Teradata identity column values generation relies on the row insertion method.
- INSERT…SELECT: The values are cached on the AMPs
- Single Row or USING clause: The values are cached on the Parsing Engine (PE)
Due to the independent and parallel functioning of VPROCs (AMPs or PEs), the generated numbers inserted into the table do not follow a chronological sequence.
Gaps may exist between the generated numbers, with larger gaps being more likely after system restarts, between loads, or when not all numbers are used.
Limitations Of Teradata Identity Columns
- Each table can only have one identity column.
*** Failure 3706 Syntax error: A table may not have multiple identity columns.
- ALTER TABLE can’t add an identity column
*** ALTER TABLE Failed. 3706: Syntax error: Cannot add new Identity Column option
- Can’t be part of a composite primary or secondary index
*** Failure 5784 Illegal usage of Identity Column CustomerId.
- Can’t be defined on Join Index, Hash Index, PPI Table
*** Failure 5784 Illegal usage of Identity Column CustomerId.
- Can’t be defined on secondary value ordered index bigger than 4 Bytes:
*** Failure 5466 Error in Secondary Index DDL, Order by column is non-numeric or is more than 4 bytes.
- Can’t be defined in Global Temporary Tables or Volatile Tables:
*** CREATE TABLE Failed.  Illegal usage of Identity Column CustomerId
- Identity Columns with GENERATED ALWAYS can’t be updated.
*** UPDATE Failed.  The GENERATED ALWAYS Identity Column CustomerId may not be updated.
- Can’t be defined on non-partitioned NOPI tables:
*** Failure 3706 Syntax error: The identity Column in a NOPI table is unsupported.
Teradata’s article examines how Identity columns can be utilized for generating surrogate keys.
Good Article. Informative. Thanks for posting.
It will be more helpful if a few examples are added along with the syntax of the same. Thanks!
It is useful to point out that tables with Generated Always Identity Columns can’t be used when copying a table with the created table as syntax. Also, any attempt to insert a value for the GA ID column will cause an error. Identity column tables can be problematic for some scenarios of data replication.

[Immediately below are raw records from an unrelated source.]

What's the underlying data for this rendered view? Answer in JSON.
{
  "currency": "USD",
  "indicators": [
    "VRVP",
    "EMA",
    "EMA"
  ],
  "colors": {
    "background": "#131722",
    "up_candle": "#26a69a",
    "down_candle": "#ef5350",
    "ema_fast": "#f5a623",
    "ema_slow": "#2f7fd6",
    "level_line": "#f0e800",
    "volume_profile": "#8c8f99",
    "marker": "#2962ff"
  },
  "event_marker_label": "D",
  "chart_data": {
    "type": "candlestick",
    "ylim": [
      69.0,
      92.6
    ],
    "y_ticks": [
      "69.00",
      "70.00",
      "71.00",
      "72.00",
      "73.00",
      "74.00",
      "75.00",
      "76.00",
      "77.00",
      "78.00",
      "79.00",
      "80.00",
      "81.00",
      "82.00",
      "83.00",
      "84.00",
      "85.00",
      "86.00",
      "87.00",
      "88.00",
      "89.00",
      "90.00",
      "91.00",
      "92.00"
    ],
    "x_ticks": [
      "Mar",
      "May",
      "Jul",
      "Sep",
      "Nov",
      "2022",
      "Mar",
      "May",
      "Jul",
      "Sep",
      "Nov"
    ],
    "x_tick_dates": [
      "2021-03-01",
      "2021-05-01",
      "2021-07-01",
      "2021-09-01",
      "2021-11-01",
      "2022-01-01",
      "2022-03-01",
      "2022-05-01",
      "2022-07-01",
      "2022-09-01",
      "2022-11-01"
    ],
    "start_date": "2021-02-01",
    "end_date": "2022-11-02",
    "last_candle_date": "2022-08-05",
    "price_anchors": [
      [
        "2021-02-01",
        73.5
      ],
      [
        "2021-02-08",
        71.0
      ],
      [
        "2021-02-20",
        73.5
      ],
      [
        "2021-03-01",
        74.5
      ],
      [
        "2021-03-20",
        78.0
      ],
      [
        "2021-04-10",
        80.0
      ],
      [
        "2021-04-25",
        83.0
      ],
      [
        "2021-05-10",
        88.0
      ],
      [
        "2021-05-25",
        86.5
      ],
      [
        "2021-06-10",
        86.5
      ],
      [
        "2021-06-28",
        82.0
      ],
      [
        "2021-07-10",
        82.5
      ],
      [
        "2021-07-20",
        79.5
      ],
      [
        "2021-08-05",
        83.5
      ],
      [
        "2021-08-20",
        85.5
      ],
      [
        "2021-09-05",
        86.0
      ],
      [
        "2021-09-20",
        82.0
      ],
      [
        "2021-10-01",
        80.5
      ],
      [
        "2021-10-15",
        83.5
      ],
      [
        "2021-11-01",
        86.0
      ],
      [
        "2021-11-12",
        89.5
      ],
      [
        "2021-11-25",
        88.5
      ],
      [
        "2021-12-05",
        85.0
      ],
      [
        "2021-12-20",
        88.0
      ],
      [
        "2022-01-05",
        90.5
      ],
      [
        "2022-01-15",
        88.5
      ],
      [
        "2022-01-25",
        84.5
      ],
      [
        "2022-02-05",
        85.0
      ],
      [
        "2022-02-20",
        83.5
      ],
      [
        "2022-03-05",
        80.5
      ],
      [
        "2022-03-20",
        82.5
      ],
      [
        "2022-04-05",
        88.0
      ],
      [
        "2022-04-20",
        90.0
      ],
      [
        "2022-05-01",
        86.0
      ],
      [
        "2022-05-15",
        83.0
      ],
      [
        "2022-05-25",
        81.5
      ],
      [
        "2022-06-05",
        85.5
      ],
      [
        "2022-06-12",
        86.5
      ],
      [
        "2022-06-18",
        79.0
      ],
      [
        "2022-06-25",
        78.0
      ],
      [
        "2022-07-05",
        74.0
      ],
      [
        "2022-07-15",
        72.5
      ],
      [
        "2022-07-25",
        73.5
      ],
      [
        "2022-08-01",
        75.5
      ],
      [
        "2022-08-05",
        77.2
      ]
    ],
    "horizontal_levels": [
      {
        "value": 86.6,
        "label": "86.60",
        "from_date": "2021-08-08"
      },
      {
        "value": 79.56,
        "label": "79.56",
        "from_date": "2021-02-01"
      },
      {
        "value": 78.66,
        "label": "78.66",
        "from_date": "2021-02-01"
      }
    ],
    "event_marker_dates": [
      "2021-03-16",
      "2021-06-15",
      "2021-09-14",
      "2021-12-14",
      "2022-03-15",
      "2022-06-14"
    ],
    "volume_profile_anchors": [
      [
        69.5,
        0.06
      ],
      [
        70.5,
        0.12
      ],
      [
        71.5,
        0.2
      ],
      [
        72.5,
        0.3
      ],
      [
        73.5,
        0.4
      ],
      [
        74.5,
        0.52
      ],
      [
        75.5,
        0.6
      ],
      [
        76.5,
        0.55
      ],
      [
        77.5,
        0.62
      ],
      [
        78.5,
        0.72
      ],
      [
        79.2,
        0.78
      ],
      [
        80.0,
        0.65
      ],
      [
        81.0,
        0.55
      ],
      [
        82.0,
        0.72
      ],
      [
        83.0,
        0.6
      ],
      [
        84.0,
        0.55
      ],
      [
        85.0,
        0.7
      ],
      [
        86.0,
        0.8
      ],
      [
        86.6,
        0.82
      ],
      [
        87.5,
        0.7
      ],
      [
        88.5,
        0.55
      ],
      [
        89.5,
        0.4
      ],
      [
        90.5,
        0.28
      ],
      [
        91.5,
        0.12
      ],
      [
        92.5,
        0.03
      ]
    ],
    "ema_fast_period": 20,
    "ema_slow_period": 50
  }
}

Absolutely agree with @MBrayshaw.
Identity columns add maintenance and replication pain. It is harder to restore the table, harder to make a Create Table As Select, harder to replicate table. Generated values are not dense, and do not enforce order inside a batch.
I think that Identity columns may be one of the weakest parts of Teradata and according to my experience, I’d recommend do not use them if possible.

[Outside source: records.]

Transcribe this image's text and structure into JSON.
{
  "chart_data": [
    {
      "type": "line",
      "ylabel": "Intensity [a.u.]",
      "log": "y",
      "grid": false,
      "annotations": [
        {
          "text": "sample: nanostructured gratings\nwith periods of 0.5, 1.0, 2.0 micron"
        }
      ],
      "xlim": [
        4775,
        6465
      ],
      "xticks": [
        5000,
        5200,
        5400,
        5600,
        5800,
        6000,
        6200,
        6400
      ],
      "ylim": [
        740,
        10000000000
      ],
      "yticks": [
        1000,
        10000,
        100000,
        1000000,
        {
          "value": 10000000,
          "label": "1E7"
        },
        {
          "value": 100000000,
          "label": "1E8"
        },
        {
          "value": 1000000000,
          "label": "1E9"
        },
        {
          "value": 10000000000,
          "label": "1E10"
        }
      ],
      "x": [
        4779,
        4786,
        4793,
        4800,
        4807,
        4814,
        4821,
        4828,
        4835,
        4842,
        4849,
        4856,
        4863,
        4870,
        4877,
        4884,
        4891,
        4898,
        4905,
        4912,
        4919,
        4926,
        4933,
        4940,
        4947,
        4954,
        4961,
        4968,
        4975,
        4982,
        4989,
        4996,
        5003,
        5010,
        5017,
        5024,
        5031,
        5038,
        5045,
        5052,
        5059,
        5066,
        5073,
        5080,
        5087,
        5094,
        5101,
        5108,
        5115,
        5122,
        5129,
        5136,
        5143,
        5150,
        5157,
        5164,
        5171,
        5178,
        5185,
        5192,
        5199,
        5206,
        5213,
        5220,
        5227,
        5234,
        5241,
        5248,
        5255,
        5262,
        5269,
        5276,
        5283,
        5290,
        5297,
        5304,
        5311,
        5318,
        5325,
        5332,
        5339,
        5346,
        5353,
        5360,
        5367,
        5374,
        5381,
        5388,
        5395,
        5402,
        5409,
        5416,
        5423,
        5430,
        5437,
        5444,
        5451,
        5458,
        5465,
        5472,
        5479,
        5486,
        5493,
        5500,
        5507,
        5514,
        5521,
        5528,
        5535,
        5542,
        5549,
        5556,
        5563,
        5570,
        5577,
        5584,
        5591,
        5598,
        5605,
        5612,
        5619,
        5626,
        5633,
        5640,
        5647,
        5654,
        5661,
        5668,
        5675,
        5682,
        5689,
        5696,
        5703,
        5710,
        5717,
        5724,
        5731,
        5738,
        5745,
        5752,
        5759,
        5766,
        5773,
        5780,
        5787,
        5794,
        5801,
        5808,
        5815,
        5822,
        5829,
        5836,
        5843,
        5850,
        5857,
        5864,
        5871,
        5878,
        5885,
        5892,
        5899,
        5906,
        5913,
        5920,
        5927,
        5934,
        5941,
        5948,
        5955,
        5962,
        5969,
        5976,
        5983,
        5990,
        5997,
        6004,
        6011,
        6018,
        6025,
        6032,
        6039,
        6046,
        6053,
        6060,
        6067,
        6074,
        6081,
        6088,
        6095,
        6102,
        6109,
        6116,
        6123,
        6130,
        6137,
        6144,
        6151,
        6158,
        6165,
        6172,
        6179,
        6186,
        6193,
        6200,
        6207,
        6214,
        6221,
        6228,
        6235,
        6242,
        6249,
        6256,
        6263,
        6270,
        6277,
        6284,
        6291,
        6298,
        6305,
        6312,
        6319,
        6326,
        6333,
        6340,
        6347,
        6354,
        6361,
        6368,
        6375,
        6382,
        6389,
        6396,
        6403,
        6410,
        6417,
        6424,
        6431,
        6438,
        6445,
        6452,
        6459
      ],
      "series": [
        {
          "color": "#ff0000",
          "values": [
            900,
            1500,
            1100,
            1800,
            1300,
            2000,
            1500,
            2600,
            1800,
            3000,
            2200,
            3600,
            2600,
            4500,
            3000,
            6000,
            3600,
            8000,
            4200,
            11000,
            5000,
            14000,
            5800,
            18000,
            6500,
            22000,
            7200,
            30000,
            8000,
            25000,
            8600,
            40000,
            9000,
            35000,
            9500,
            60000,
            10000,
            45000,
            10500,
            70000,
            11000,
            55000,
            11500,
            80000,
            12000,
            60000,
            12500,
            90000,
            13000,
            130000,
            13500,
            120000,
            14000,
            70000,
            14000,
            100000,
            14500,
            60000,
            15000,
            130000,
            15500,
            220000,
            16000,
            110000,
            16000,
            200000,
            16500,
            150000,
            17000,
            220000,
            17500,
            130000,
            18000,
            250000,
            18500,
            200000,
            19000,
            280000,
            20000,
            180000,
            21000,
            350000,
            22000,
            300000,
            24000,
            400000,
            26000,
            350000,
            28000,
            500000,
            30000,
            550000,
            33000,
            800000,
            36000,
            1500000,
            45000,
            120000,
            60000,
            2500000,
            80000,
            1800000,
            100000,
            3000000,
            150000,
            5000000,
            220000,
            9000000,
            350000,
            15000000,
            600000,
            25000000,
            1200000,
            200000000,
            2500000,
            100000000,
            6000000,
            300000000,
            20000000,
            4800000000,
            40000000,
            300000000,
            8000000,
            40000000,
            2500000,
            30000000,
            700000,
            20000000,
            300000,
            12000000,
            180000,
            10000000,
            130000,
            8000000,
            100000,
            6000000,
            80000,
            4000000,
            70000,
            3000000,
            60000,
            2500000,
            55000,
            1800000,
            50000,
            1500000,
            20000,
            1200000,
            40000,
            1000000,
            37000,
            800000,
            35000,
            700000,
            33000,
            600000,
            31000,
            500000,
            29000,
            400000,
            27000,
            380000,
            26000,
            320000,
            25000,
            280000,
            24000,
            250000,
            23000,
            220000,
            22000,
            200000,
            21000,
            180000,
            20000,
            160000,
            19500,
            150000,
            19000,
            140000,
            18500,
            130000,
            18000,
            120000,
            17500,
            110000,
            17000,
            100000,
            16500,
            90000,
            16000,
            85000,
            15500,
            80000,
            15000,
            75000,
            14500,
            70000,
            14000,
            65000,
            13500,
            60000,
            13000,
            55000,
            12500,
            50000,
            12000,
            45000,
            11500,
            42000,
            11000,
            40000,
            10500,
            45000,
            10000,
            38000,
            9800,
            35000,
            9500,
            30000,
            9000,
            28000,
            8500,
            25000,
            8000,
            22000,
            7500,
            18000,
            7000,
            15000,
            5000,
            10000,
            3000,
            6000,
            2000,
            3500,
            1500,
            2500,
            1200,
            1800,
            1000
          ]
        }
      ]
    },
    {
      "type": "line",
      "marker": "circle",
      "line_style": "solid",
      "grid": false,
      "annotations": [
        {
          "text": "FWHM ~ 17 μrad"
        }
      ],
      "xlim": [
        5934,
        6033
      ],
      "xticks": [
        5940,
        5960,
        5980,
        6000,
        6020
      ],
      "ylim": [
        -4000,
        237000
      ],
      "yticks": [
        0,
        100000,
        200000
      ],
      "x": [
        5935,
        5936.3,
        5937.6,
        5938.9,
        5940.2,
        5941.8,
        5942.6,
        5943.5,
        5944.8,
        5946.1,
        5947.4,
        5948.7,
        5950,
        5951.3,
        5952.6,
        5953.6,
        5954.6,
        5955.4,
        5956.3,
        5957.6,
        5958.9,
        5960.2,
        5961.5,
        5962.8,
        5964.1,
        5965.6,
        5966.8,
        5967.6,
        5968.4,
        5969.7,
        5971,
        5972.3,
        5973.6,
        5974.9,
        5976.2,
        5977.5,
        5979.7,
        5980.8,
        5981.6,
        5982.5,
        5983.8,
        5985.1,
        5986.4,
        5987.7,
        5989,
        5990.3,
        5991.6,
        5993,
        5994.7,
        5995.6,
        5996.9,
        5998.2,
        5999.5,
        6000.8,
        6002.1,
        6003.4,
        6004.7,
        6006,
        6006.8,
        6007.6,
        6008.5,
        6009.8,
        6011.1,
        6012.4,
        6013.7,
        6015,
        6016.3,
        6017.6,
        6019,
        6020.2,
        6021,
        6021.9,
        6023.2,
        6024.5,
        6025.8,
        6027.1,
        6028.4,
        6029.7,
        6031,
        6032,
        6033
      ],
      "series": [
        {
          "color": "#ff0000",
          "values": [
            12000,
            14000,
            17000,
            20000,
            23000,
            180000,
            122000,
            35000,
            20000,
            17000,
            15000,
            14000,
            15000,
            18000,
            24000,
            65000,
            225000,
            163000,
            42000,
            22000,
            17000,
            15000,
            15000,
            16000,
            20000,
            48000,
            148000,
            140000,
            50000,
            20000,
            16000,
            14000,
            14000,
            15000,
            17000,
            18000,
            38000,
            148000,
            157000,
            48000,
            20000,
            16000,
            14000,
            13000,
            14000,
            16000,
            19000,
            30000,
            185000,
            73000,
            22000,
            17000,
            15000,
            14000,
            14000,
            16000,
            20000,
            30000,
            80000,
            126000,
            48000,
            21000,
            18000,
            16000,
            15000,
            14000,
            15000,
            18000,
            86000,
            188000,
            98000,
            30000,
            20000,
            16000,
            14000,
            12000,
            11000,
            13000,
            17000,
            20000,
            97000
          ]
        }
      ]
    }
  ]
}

It is usually better to generate a new ID for a surrogate key by the ETL process using its possibilities. As an alternative sometimes it is better to calculate a new ID for small tables by using ROW_NUMBER() analytical function.
Nevertheless, Teradata has no other opportunities to generate ID(except Identity columns and manual ROW_NUMBER() generation), so you have to use them if you are restricted by only Teradata’s facilities.